- Alexa Ace
- Kola Organics mixes its own soil from scratch, which Bryce Davis said translates into better-tasting flower.
Former NFL player and Duncan native Bryce Davis has returned to his home state to bring Oklahoma medical cannabis patients the tastiest medicine he can.
Kola Organics, located in southwest Oklahoma City near the Oklahoma River, debuts its flower later this month in pre-rolls to select dispensaries. By the end of September, Davis expects his new 65,000 square-foot facility to be fully completed.
“Kola is kind of a grower term,” he said. “When you walk into a room filled with cannabis that’s flowering out, the nug that’s the biggest, tallest, fattest nug, that’s your kola. And typically, growers will keep their kolas for their personal smoke and then the rest of the harvest will be distributed.”
Davis said that while they are shooting for strains that yield flower in the 20 percent THC range, their priority is bringing consumers the best flavor possible.
There are 42 strains currently in vegetative state, with 22 of those flowering and another 20 soon to be tested. Davis has been hunting genetics since August.
“They’re all very unique in bud structures, smell, finishing times. In this room, of the 22, we like about seven,” Davis said. “Flowering time is really what I was looking for. And flavor … we already have strains that taste like a cherry, taste like a lime, taste like a blueberry. Our strains are very flavorful already, so we’re really happy with what we got. And we’ll just keep branching off of that and making more. … When a patient opens up a jar or a bag, they shouldn’t even have to see the weed. It should just smack them in the face with aroma and they can tell, ‘I like that because that’s a cheese’ or ‘I like that because it’s lime-y or fruity.’
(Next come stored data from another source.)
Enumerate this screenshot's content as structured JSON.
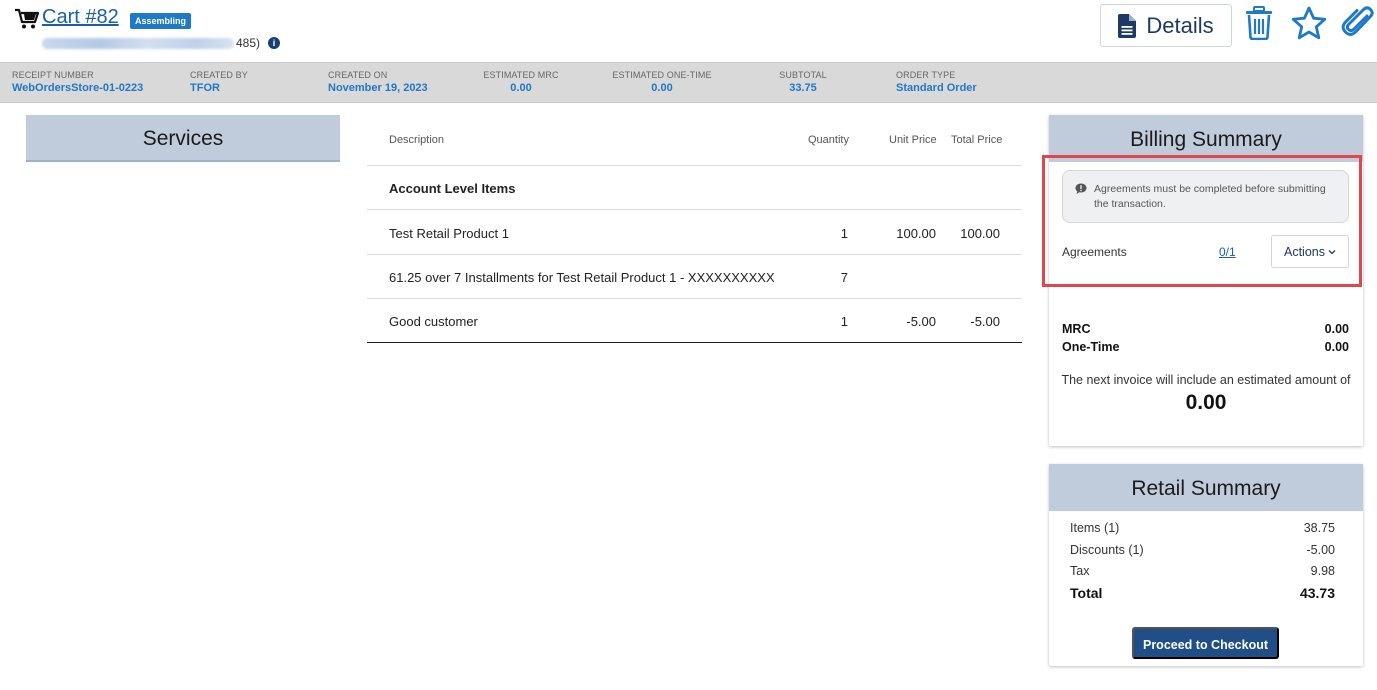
{
  "header": {
    "cart_title": "Cart #82",
    "status": "Assembling",
    "customer_suffix": "485)",
    "details_label": "Details"
  },
  "info_bar": [
    {
      "label": "RECEIPT NUMBER",
      "value": "WebOrdersStore-01-0223"
    },
    {
      "label": "CREATED BY",
      "value": "TFOR"
    },
    {
      "label": "CREATED ON",
      "value": "November 19, 2023"
    },
    {
      "label": "ESTIMATED MRC",
      "value": "0.00"
    },
    {
      "label": "ESTIMATED ONE-TIME",
      "value": "0.00"
    },
    {
      "label": "SUBTOTAL",
      "value": "33.75"
    },
    {
      "label": "ORDER TYPE",
      "value": "Standard Order"
    }
  ],
  "services": {
    "title": "Services"
  },
  "items": {
    "columns": {
      "description": "Description",
      "quantity": "Quantity",
      "unit_price": "Unit Price",
      "total_price": "Total Price"
    },
    "group_title": "Account Level Items",
    "rows": [
      {
        "description": "Test Retail Product 1",
        "quantity": "1",
        "unit_price": "100.00",
        "total_price": "100.00"
      },
      {
        "description": "61.25 over 7 Installments for Test Retail Product 1 - XXXXXXXXXX",
        "quantity": "7",
        "unit_price": "",
        "total_price": ""
      },
      {
        "description": "Good customer",
        "quantity": "1",
        "unit_price": "-5.00",
        "total_price": "-5.00"
      }
    ]
  },
  "billing": {
    "title": "Billing Summary",
    "warning": "Agreements must be completed before submitting the transaction.",
    "agreements_label": "Agreements",
    "agreements_count": "0/1",
    "actions_label": "Actions",
    "mrc_label": "MRC",
    "mrc_value": "0.00",
    "onetime_label": "One-Time",
    "onetime_value": "0.00",
    "next_invoice_text": "The next invoice will include an estimated amount of",
    "next_invoice_amount": "0.00"
  },
  "retail": {
    "title": "Retail Summary",
    "rows": [
      {
        "label": "Items (1)",
        "value": "38.75"
      },
      {
        "label": "Discounts (1)",
        "value": "-5.00"
      },
      {
        "label": "Tax",
        "value": "9.98"
      },
      {
        "label": "Total",
        "value": "43.73"
      }
    ],
    "checkout_label": "Proceed to Checkout"
  },
  "colors": {
    "accent_blue": "#1f78c8",
    "dark_blue": "#1f4f86",
    "panel_header": "#c0cbdc",
    "highlight_red": "#e0474c"
  }
}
“Just cycling through all these genetics has been nuts. Yesterday, I took inventory of all of our 1-gallon plants over there on just those three rows, and it took me over three hours just to organize based by strain. We will create our own seed and just forever be hunting genetics down. It’s just like humans; the genetics, they vary so much. They all have different rooting ratios. They have different harvest times. They have different terpene profiles, cannabinoid profiles, flavonoids, but we’re looking for genetics that will harvest in 60 days or under, and they have a great terpene profile because we’re really big on the smell. ... Cannabis is very unique, and if it’s grown from seed like these are, then I’m the only one in the world that’s got these. People don’t understand that a lot of times when it comes to cannabis. They all think every Blue Dream is the same or every Kush is the same. People have got to re-educate themselves and realize it’s not the strain you’re hunting, necessarily. It’s your grower. You want to know your grower, and then you want to know the strain.”
- Alexa Ace
- Of 42 strains, 22 of Kola Organics’ products are currently flowering.
Kola is using only organic soil that will need to be watered by hand.
“It’s an organic living soil that I make from scratch,” Davis said. “Altogether, it’s about 16 different amendments. It’s really what separates us from the rest of the competition is our living soil. The living soil, it really stinks, and that transitions through the roots up the plant into the nugs. So our nugs are really potent in smell where, typically, people are a hydroponic grow. They grow with a liquid fertilizer from a bottle that they’ll put into a media like cocoa. Just like my soil. My soil has cocoa as well, but that’s all they’ll have is a cocoa perlite and then feed it with fertilizers. That doesn’t stink. The buds don’t stink. It all smells the same. Every one in here got the exact same treatment. It’s my soil; we really want to see how I want to react to it.”
Davis makes the soil on-site, and after the cannabis is harvested, more amendments will be added and the living soil will be reused. Once the facility is firing on all cylinders, Kola expects to turn rooms twice a month.
“We’re a two-week production,” he said. “We like to harvest every two weeks. So we’ve got to keep that 60-day mark to keep the rotation going.”
Davis played tight end and long snapper at University of Central Oklahoma before playing two seasons with Cincinnati Bengals and another season with Pittsburgh Steelers. He then moved to Oregon in 2014 and began growing, processing and selling cannabis.
“Originally, I was in the NFL, and I told myself, I gave myself three years in the league and if I hadn’t stuck with a team in that amount of time, I just needed to decide something else to do in life. And I had hunted a bunch of different jobs, and nothing really seemed like something I’d want to do forever, so I just researched some more, found cannabis was healing people all over the world, really,” he said. “And Colorado passed, and at that time, I was like, ‘I gotta get in,’ just because I could just tell it’s the future of medicine.”
He moved back to Oklahoma to be closer to family.
“I wanted to be home the whole time,” Davis said. “The only reason I left was because it was illegal here, and as soon as I realized they were starting to get the bill passed, I came home.”
While the operation is starting small, it intends to get the harvesting window down to once a week and eventually move into processing and running its own dispensary.
“We don’t have a retail front right now,” Davis said. “We’re focused on the manufacturing side. Yeah. Eventually, we would like to get into that. But this is our focus for now.”